Cook was an old-school S&P 500 /zigman2/quotes/210599714/realtime SPX +0.25% futures trader. He made his first million dollars in the wake of the October 1987 stock-market crash by loading up on put options before the downturn, thanks to the strength of a signal from the NYSE TICK indicator he closely followed.
Cook had other big stock-trading successes, including a 563% audited annual return in 1992, followed by a 322% annual return in 1993. Cook is also known for anticipating the 2001 and 2008 U.S. stock market crashes (and made a small fortune betting against the market).
In recent years, he predicted that the U.S. bull market which began in 2009 would meet a similar fate. He and I even collaborated on a book about bear markets, published in 2015. In our most recent conversation, Cook said he was convinced that this current bull market was on its last legs. He said it had gone on too long and gone up too high.
“Think of a vacant building that has a gas leak,” Cook once told me. “The gas has been leaking for a long time. The longer the gas leaks, the bigger the explosion. It will take a catalyst to trigger an explosion, but no one knows what is the trigger point. The longer the gas is in there and ignored, and forgotten, the greater the explosion.
“The stock market,” he said, “is like the vacant building.” When it blows, the result will be horrible. He expected the worst to hit this market.

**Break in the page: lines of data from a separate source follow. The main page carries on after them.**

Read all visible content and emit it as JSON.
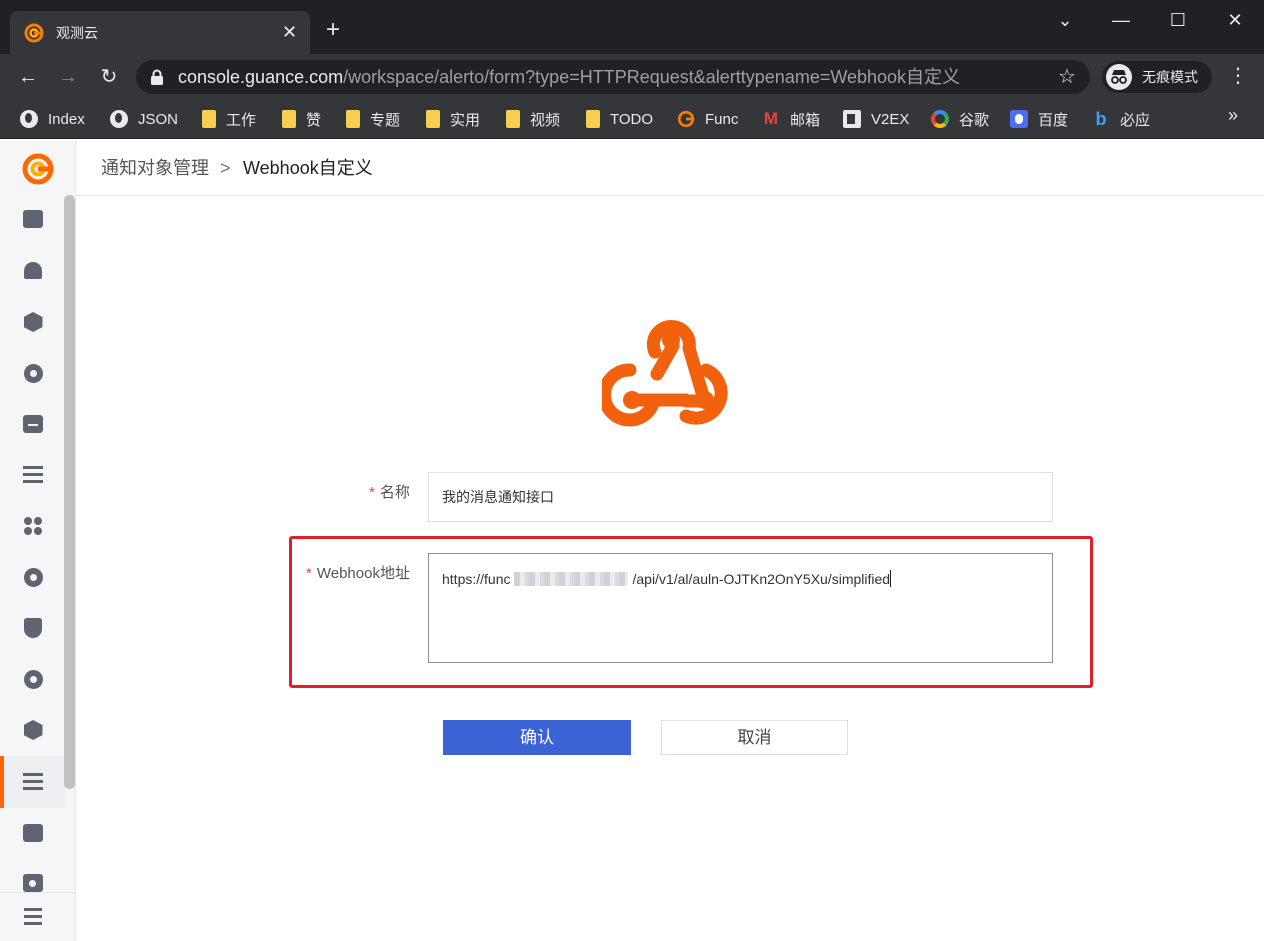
{
  "browser": {
    "tab": {
      "title": "观测云",
      "close_icon": "close-icon"
    },
    "new_tab_icon": "plus-icon",
    "window_controls": {
      "minimize": "chevron-down-icon",
      "restore": "minimize-icon",
      "maximize": "maximize-icon",
      "close": "close-icon"
    },
    "nav": {
      "back": "←",
      "forward": "→",
      "reload": "↻"
    },
    "address": {
      "host": "console.guance.com",
      "path": "/workspace/alerto/form?type=HTTPRequest&alerttypename=Webhook自定义"
    },
    "incognito_label": "无痕模式",
    "bookmarks": [
      {
        "label": "Index",
        "icon": "globe-icon"
      },
      {
        "label": "JSON",
        "icon": "globe-icon"
      },
      {
        "label": "工作",
        "icon": "folder-icon"
      },
      {
        "label": "赞",
        "icon": "folder-icon"
      },
      {
        "label": "专题",
        "icon": "folder-icon"
      },
      {
        "label": "实用",
        "icon": "folder-icon"
      },
      {
        "label": "视频",
        "icon": "folder-icon"
      },
      {
        "label": "TODO",
        "icon": "folder-icon"
      },
      {
        "label": "Func",
        "icon": "guance-logo-icon"
      },
      {
        "label": "邮箱",
        "icon": "mail-icon"
      },
      {
        "label": "V2EX",
        "icon": "v2ex-icon"
      },
      {
        "label": "谷歌",
        "icon": "google-icon"
      },
      {
        "label": "百度",
        "icon": "baidu-icon"
      },
      {
        "label": "必应",
        "icon": "bing-icon"
      }
    ],
    "bookmarks_more": "»"
  },
  "sidebar": {
    "icons": [
      "dashboard-icon",
      "bell-icon",
      "components-icon",
      "check-circle-icon",
      "calendar-list-icon",
      "filter-icon",
      "apps-icon",
      "satellite-icon",
      "shield-icon",
      "signal-icon",
      "cube-icon",
      "settings-sliders-icon",
      "billing-icon",
      "camera-icon"
    ],
    "active_icon": "settings-sliders-icon",
    "collapse_icon": "collapse-menu-icon"
  },
  "breadcrumb": {
    "parent": "通知对象管理",
    "separator": ">",
    "current": "Webhook自定义"
  },
  "form": {
    "name_label": "名称",
    "name_value": "我的消息通知接口",
    "webhook_label": "Webhook地址",
    "webhook_value_prefix": "https://func",
    "webhook_value_suffix": "/api/v1/al/auln-OJTKn2OnY5Xu/simplified",
    "required_mark": "*"
  },
  "actions": {
    "confirm": "确认",
    "cancel": "取消"
  },
  "colors": {
    "brand_orange": "#ff6600",
    "webhook_orange": "#f2610d",
    "primary_button": "#3b63d6",
    "highlight_red": "#e21d2c"
  }
}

Cook often said that his warnings were not meant to scare investors, but rather to help protect them when a bear market arrives. He was also flexible enough to turn bullish after a crash, which he successfully did after 2008.
Yet by 2016, Cook had become infuriated by the Federal Reserve’s bond-buying spree and felt that financial markets should be left alone, without central bank interference. By this year, Cook was convinced that the U.S. market’s valuation had inflated into its biggest bubble ever — and when it popped it would devastate both the U.S. economy and investors’ portfolios.

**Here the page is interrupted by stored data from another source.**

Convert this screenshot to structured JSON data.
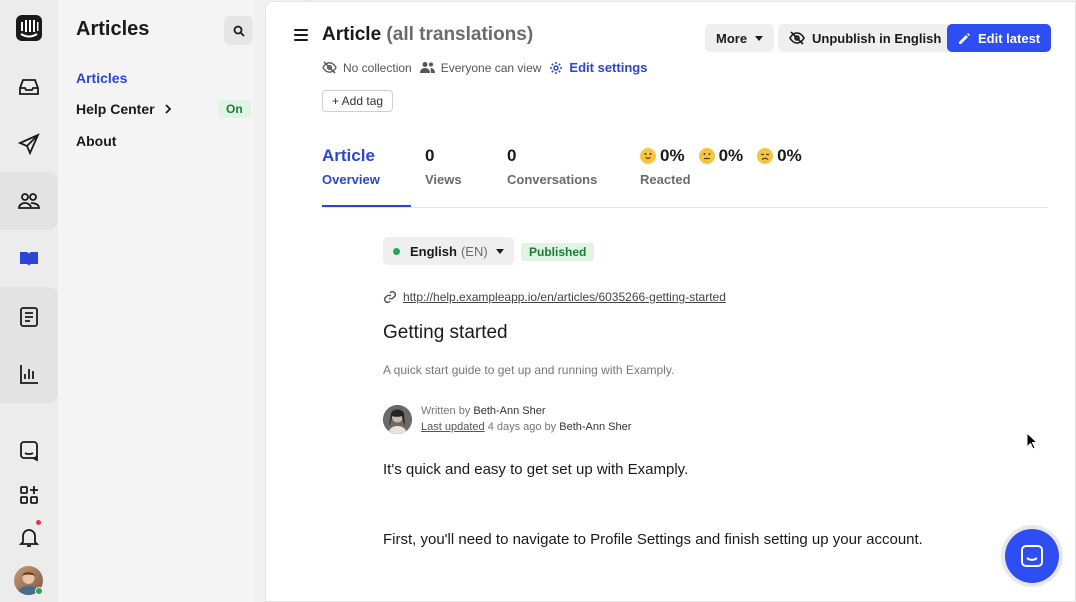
{
  "rail": {
    "items": [
      {
        "icon": "inbox-icon"
      },
      {
        "icon": "paper-plane-icon"
      },
      {
        "icon": "contacts-icon"
      },
      {
        "icon": "book-icon"
      },
      {
        "icon": "news-icon"
      },
      {
        "icon": "bar-chart-icon"
      },
      {
        "icon": "chat-icon"
      },
      {
        "icon": "apps-icon"
      },
      {
        "icon": "bell-icon"
      }
    ],
    "active_color": "#2b45d8"
  },
  "sidebar": {
    "title": "Articles",
    "items": [
      {
        "label": "Articles"
      },
      {
        "label": "Help Center",
        "badge": "On"
      },
      {
        "label": "About"
      }
    ]
  },
  "header": {
    "title": "Article",
    "title_suffix": "(all translations)",
    "more_label": "More",
    "unpublish_label": "Unpublish in English",
    "edit_label": "Edit latest"
  },
  "meta": {
    "collection": "No collection",
    "visibility": "Everyone can view",
    "settings_link": "Edit settings",
    "add_tag": "+ Add tag"
  },
  "stats": {
    "overview": {
      "top": "Article",
      "bottom": "Overview"
    },
    "views": {
      "value": "0",
      "label": "Views"
    },
    "conversations": {
      "value": "0",
      "label": "Conversations"
    },
    "reactions": {
      "happy": "0%",
      "neutral": "0%",
      "sad": "0%",
      "label": "Reacted"
    }
  },
  "article": {
    "language": "English",
    "language_code": "(EN)",
    "status": "Published",
    "url": "http://help.exampleapp.io/en/articles/6035266-getting-started",
    "title": "Getting started",
    "description": "A quick start guide to get up and running with Examply.",
    "written_by_prefix": "Written by",
    "author": "Beth-Ann Sher",
    "last_updated_label": "Last updated",
    "last_updated_value": "4 days ago by",
    "updated_by": "Beth-Ann Sher",
    "paragraph_1": "It's quick and easy to get set up with Examply.",
    "paragraph_2": "First, you'll need to navigate to Profile Settings and finish setting up your account."
  },
  "colors": {
    "accent": "#2e4df2",
    "published_bg": "#dff4e2",
    "published_text": "#1c7a3a"
  }
}
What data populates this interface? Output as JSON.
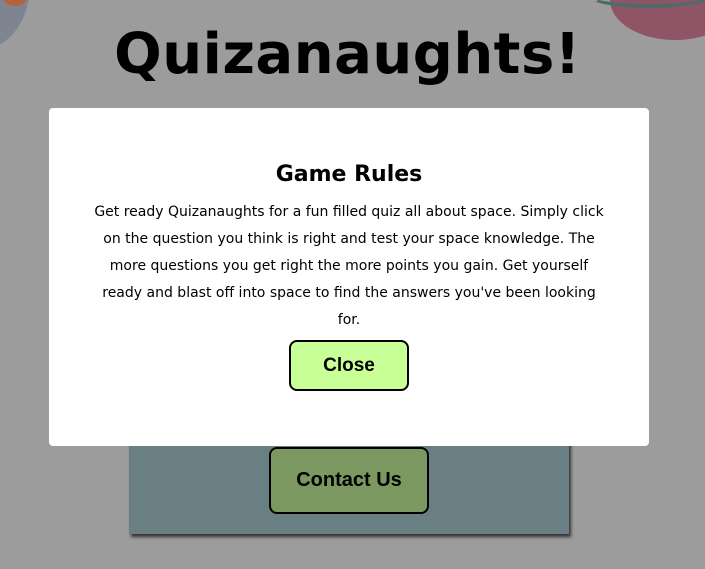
{
  "app": {
    "title": "Quizanaughts!"
  },
  "modal": {
    "title": "Game Rules",
    "body": "Get ready Quizanaughts for a fun filled quiz all about space. Simply click on the question you think is right and test your space knowledge. The more questions you get right the more points you gain. Get yourself ready and blast off into space to find the answers you've been looking for.",
    "close_label": "Close"
  },
  "menu": {
    "contact_label": "Contact Us"
  },
  "colors": {
    "overlay_background": "#9c9c9c",
    "modal_background": "#ffffff",
    "close_button": "#c8ff96",
    "menu_card": "#697f84",
    "contact_button": "#7a985f"
  }
}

Clues that a bear market is near
Although it’s tricky to predict when a bear market is near, there are clues. Here are some of Cook’s key signals:
1. Watch how the S&P 500 rallies : Cook paid attention when S&P 500 rallies were weak or failed. He said you can tell the strength of the market more by the way it rallies than the way it declines. He called them “one-day wonders,” meaning you may get a 1%or 2% rally in the S&P 500 (or more) that didn’t carry over to the next day.

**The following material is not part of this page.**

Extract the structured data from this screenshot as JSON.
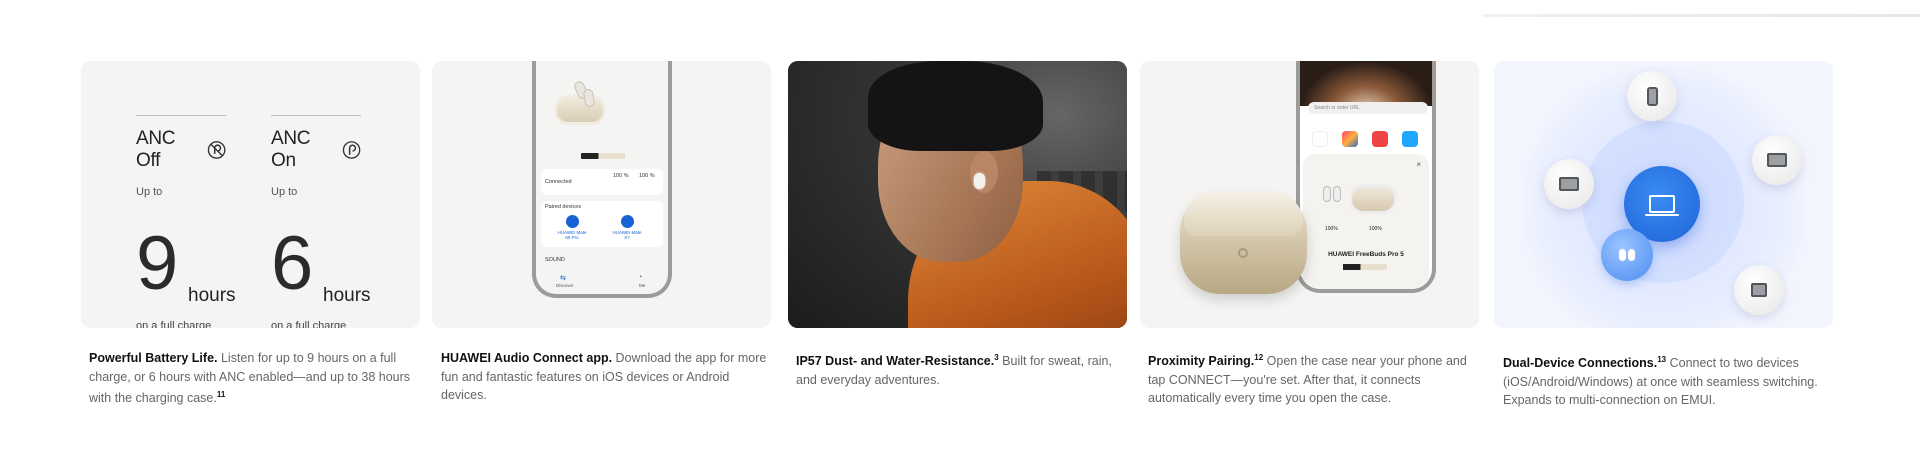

Even more alarming, if a strong early rally reverses direction by the end of the day, Cook saw it as an important warning sign. Typically, in a bull market, strong and healthy rallies continue not just for a day but for several consecutive days.
2. The buy-on-the-dip strategy fails: Buying-the-dip works brilliantly in a bull market, but it fails during a bear market. When the buy-the-dip trade is punished, Cook knew it was time to either switch strategies or risk getting mowed down.
3. Prices are always the last indicator to fall : Cook often said that the public watches stock prices for clues of a bear market, but that prices are the last domino to fall. No one knows what causes a crash or bear market. The catalyst usually comes from a source that no one has foreseen, hitting a market that is already weak. Prices plunge and everyone realizes the market is in serious trouble. According to Cook, the clues were obvious weeks or even months earlier.
Crashes are not welcome
Cook did not like market crashes because they killed volatility. He often said that crashes are not good for anyone, especially traders. Cook thrived on volatility to make money. He preferred an occasional 10% correction to a crash. He told me he made the most money during corrections and bear markets.
It also bothered Cook that he made money while so many investors suffered. Short-sellers such as Cook are often despised and even blamed for market crashes. Cook had to deal with being called names and not being invited to share his views on typically bullish financial news shows.